The gut and brain communicate constantly. Because of this, the digestive system is especially sensitive to emotions such as stress. Stress can cause gastrointestinal disorders such as irritable bowel disease, gastroesophageal reflux disease, irritable bowel syndrome, or peptic ulcers. According to Jamaica Hospital Medical Center, “The gut is often referred to as the ‘second brain’ of the body. If you are experiencing consistent complications of the digestive system, your body is probably trying to tell you that there may be a bigger problem".

The female reproductive system is greatly affected by stress. Stress can affect menstruation by making periods heavier, more painful, or it can even cause the absence of menses. Stress can also make pre-menstrual symptoms more intense and harder to cope with. These symptoms include cramping, nausea, fluid retention, and nausea.

Chronic stress can also affect sexual desire in both genders. A decreased sex drive is one of the top complaints from people who work very stressful jobs or put in a lot of hours.

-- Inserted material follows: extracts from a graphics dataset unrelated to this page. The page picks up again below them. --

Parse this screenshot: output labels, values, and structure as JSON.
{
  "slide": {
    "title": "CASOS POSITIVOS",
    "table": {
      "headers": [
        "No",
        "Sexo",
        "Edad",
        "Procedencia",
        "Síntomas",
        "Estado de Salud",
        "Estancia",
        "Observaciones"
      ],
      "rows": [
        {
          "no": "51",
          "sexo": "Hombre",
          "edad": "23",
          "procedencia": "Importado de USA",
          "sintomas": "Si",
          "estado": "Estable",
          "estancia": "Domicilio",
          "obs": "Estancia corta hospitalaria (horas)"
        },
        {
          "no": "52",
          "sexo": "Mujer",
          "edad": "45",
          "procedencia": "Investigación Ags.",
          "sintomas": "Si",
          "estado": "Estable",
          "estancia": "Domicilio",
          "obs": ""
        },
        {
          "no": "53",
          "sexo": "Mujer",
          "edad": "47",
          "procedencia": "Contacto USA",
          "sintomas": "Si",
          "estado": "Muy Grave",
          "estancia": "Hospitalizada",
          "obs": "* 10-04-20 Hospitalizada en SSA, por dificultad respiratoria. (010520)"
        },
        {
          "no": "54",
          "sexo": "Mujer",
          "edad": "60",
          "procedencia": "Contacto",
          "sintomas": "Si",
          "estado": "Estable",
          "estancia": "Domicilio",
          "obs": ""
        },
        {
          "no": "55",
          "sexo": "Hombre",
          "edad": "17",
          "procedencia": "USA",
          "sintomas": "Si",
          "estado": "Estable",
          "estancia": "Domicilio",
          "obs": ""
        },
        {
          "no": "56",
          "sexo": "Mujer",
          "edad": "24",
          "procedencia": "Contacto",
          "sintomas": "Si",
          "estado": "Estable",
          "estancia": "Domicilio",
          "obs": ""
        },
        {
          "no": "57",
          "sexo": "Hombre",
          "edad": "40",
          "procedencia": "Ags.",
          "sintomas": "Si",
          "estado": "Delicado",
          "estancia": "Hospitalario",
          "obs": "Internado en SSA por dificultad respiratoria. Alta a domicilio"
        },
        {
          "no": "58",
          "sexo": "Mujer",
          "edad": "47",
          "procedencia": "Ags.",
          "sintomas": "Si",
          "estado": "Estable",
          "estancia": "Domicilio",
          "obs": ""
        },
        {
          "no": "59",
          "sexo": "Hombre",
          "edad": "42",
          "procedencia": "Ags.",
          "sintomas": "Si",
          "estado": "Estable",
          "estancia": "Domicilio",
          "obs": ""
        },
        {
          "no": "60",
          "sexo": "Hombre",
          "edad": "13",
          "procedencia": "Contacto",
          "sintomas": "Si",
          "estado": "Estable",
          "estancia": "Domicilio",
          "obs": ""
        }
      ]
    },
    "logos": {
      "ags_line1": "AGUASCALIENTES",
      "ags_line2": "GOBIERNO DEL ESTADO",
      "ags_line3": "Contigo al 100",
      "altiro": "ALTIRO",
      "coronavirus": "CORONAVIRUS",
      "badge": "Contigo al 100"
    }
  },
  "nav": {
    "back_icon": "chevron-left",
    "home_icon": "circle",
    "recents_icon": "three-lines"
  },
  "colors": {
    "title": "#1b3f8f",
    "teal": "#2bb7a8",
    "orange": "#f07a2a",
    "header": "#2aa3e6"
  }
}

Too much stress can lead to a low libido by affecting hormone levels. This could damage the person’s intimate relationship, thus adding more stress.

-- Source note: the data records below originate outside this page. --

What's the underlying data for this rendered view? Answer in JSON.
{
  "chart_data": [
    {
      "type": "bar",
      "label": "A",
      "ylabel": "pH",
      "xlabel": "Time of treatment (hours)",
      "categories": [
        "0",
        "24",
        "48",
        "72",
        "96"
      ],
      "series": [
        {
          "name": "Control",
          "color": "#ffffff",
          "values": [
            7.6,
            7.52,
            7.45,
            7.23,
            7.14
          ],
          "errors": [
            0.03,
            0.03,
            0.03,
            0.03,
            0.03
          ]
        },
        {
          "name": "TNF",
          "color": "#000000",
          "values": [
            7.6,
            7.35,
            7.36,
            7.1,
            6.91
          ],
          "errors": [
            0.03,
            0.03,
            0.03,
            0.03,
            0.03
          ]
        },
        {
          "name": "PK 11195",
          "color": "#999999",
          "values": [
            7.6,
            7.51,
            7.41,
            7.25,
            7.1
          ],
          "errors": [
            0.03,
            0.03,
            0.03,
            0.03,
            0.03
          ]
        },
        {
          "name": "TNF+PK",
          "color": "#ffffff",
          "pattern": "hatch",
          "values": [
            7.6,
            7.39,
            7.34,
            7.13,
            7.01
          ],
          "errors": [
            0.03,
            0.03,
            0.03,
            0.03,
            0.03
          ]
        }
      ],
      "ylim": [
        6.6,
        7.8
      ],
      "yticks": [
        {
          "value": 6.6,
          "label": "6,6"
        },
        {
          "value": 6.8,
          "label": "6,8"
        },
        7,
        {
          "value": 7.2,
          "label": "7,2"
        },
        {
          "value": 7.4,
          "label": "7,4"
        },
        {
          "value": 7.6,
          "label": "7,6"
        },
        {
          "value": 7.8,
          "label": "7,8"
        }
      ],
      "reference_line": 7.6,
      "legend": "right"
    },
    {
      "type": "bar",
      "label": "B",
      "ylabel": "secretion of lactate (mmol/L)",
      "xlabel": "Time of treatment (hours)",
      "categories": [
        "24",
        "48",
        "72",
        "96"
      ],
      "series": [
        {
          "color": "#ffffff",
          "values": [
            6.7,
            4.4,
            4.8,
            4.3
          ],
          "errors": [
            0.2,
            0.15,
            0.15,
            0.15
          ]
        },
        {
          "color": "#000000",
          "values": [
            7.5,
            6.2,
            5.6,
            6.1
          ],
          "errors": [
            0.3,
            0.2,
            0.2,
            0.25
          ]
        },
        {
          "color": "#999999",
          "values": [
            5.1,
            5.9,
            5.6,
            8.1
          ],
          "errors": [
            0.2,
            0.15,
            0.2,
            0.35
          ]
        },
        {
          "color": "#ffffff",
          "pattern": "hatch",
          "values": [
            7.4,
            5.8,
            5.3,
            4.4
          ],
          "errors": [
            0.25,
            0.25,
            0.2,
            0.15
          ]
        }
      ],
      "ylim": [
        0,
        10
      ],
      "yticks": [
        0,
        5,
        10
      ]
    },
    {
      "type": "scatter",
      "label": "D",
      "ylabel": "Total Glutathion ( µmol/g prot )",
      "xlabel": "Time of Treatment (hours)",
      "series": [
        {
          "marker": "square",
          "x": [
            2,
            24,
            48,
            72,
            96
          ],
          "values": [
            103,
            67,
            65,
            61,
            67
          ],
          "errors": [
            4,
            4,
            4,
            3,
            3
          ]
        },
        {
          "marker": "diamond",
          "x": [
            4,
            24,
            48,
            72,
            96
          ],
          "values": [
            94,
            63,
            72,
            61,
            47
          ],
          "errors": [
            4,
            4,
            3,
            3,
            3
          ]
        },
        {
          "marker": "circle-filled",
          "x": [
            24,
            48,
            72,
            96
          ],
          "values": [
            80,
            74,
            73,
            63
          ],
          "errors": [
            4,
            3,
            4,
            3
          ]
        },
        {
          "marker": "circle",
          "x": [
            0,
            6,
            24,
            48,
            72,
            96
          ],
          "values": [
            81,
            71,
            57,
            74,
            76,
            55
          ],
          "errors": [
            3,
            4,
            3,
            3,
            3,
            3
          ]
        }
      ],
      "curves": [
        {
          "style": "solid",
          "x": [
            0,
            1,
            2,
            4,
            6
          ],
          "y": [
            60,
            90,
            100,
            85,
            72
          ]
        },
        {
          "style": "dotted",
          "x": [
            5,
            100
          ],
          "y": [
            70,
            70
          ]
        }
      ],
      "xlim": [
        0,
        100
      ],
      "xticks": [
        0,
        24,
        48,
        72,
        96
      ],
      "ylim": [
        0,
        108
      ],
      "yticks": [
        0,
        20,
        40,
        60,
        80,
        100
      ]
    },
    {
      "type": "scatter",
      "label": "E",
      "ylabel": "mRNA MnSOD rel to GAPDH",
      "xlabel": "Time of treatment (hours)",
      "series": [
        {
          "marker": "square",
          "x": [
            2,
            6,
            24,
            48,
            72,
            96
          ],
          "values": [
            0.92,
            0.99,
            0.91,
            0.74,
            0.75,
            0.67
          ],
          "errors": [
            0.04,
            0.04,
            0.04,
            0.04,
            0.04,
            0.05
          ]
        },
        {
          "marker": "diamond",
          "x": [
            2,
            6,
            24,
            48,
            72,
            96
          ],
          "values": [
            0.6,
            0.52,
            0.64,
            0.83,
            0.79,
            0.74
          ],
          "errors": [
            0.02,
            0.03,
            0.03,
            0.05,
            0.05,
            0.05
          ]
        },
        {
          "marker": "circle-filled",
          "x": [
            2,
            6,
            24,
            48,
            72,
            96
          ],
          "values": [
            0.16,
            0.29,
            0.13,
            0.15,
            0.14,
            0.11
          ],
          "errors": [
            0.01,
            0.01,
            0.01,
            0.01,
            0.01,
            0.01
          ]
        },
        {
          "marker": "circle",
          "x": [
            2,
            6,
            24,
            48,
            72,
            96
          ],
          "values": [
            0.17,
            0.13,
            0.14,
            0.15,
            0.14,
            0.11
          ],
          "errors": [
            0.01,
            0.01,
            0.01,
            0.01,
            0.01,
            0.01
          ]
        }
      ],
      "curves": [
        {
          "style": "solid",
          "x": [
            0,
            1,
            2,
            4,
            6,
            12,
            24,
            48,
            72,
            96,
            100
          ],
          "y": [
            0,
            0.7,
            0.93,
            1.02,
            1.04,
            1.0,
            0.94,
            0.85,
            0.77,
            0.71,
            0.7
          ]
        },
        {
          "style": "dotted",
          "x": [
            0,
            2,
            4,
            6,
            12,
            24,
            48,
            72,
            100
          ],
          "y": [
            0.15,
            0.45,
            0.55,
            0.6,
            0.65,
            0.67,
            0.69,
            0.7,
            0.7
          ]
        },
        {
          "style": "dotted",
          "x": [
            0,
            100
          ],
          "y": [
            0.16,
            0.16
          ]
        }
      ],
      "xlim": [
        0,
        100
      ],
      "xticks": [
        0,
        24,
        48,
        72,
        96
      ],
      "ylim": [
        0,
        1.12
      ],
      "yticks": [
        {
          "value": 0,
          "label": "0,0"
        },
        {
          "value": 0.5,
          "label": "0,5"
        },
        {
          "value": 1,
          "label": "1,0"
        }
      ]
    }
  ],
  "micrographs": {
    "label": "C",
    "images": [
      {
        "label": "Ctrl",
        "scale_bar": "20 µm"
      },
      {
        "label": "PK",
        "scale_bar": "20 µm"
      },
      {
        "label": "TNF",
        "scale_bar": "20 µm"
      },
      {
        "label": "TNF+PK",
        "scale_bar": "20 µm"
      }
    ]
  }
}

Stress, especially in young adults, can cause acne or other skin conditions. The cells that produce sebum (the oily substance that can clog pores) have receptors that react to stress hormones. “In a 2007 study of high school students in Singapore, researchers from Wake Forest University School of Medicine also found that acne worsened during exam times, compared to low-stress periods, such as summer break. The study was published in a Swedish medical journal, Acta Derm Venereol”, says Katherine Kam in her article on WebMD. Scientists don’t know for sure why acne increases during high-stress periods, but believe it has something to do with the fluctuating hormone levels when a person is under a great amount of stress.

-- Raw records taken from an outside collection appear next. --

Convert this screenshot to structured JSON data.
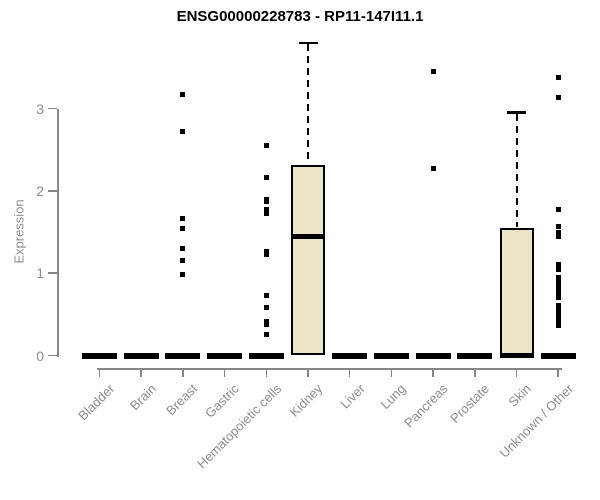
{
  "chart_data": {
    "type": "boxplot",
    "title": "ENSG00000228783 - RP11-147I11.1",
    "ylabel": "Expression",
    "xlabel": "",
    "yticks": [
      0,
      1,
      2,
      3
    ],
    "ylim": [
      0,
      3.9
    ],
    "grid": false,
    "legend": false,
    "categories": [
      "Bladder",
      "Brain",
      "Breast",
      "Gastric",
      "Hematopoietic cells",
      "Kidney",
      "Liver",
      "Lung",
      "Pancreas",
      "Prostate",
      "Skin",
      "Unknown / Other"
    ],
    "boxes": [
      {
        "category": "Bladder",
        "min": 0,
        "q1": 0,
        "median": 0,
        "q3": 0,
        "max": 0,
        "outliers": []
      },
      {
        "category": "Brain",
        "min": 0,
        "q1": 0,
        "median": 0,
        "q3": 0,
        "max": 0,
        "outliers": []
      },
      {
        "category": "Breast",
        "min": 0,
        "q1": 0,
        "median": 0,
        "q3": 0,
        "max": 0,
        "outliers": [
          3.17,
          2.72,
          1.66,
          1.54,
          1.3,
          1.16,
          0.99
        ]
      },
      {
        "category": "Gastric",
        "min": 0,
        "q1": 0,
        "median": 0,
        "q3": 0,
        "max": 0,
        "outliers": []
      },
      {
        "category": "Hematopoietic cells",
        "min": 0,
        "q1": 0,
        "median": 0,
        "q3": 0,
        "max": 0,
        "outliers": [
          2.55,
          2.16,
          1.9,
          1.87,
          1.77,
          1.73,
          1.26,
          1.23,
          0.73,
          0.58,
          0.41,
          0.38,
          0.26
        ]
      },
      {
        "category": "Kidney",
        "min": 0,
        "q1": 0,
        "median": 1.44,
        "q3": 2.31,
        "max": 3.8,
        "outliers": []
      },
      {
        "category": "Liver",
        "min": 0,
        "q1": 0,
        "median": 0,
        "q3": 0,
        "max": 0,
        "outliers": []
      },
      {
        "category": "Lung",
        "min": 0,
        "q1": 0,
        "median": 0,
        "q3": 0,
        "max": 0,
        "outliers": []
      },
      {
        "category": "Pancreas",
        "min": 0,
        "q1": 0,
        "median": 0,
        "q3": 0,
        "max": 0,
        "outliers": [
          3.45,
          2.27
        ]
      },
      {
        "category": "Prostate",
        "min": 0,
        "q1": 0,
        "median": 0,
        "q3": 0,
        "max": 0,
        "outliers": []
      },
      {
        "category": "Skin",
        "min": 0,
        "q1": 0,
        "median": 0,
        "q3": 1.55,
        "max": 2.95,
        "outliers": []
      },
      {
        "category": "Unknown / Other",
        "min": 0,
        "q1": 0,
        "median": 0,
        "q3": 0,
        "max": 0,
        "outliers": [
          3.38,
          3.14,
          1.78,
          1.57,
          1.5,
          1.44,
          1.1,
          1.04,
          0.95,
          0.89,
          0.83,
          0.77,
          0.71,
          0.61,
          0.55,
          0.49,
          0.43,
          0.37
        ]
      }
    ],
    "colors": {
      "box_fill": "#ECE4C6",
      "box_stroke": "#000000",
      "median": "#000000",
      "whisker": "#000000",
      "outlier": "#000000",
      "axis": "#878787",
      "tick_label": "#8c8c8c",
      "title": "#000000",
      "background": "#ffffff"
    }
  }
}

In conclusion, stress causes many physical and mental symptoms if not handled properly. Every area of the body can be affected by stress in one way or another. It is very important to know whether you are taking on too much a time. Stress can be handled in moderation, but too much can be very damaging to physical and mental health. Everyone must know their own limits and know how to minimize stress as much as possible. For example, a person working in a high-stress job who is presenting signs of high stress levels should cut back on weekly hours. A student under a great amount of stress due to course loads should drop non-essential courses. Some ways to relieve general stress or anxiety are stepping away from the thing causing stress, exercise, a good support system, and meditation. Self-care is more important than any project or due date. Stress relief should be a top priority in everyone’s life. If everyone would take steps to relax before the stressor becomes unmanageable, stress-related health issues would be a thing of the past.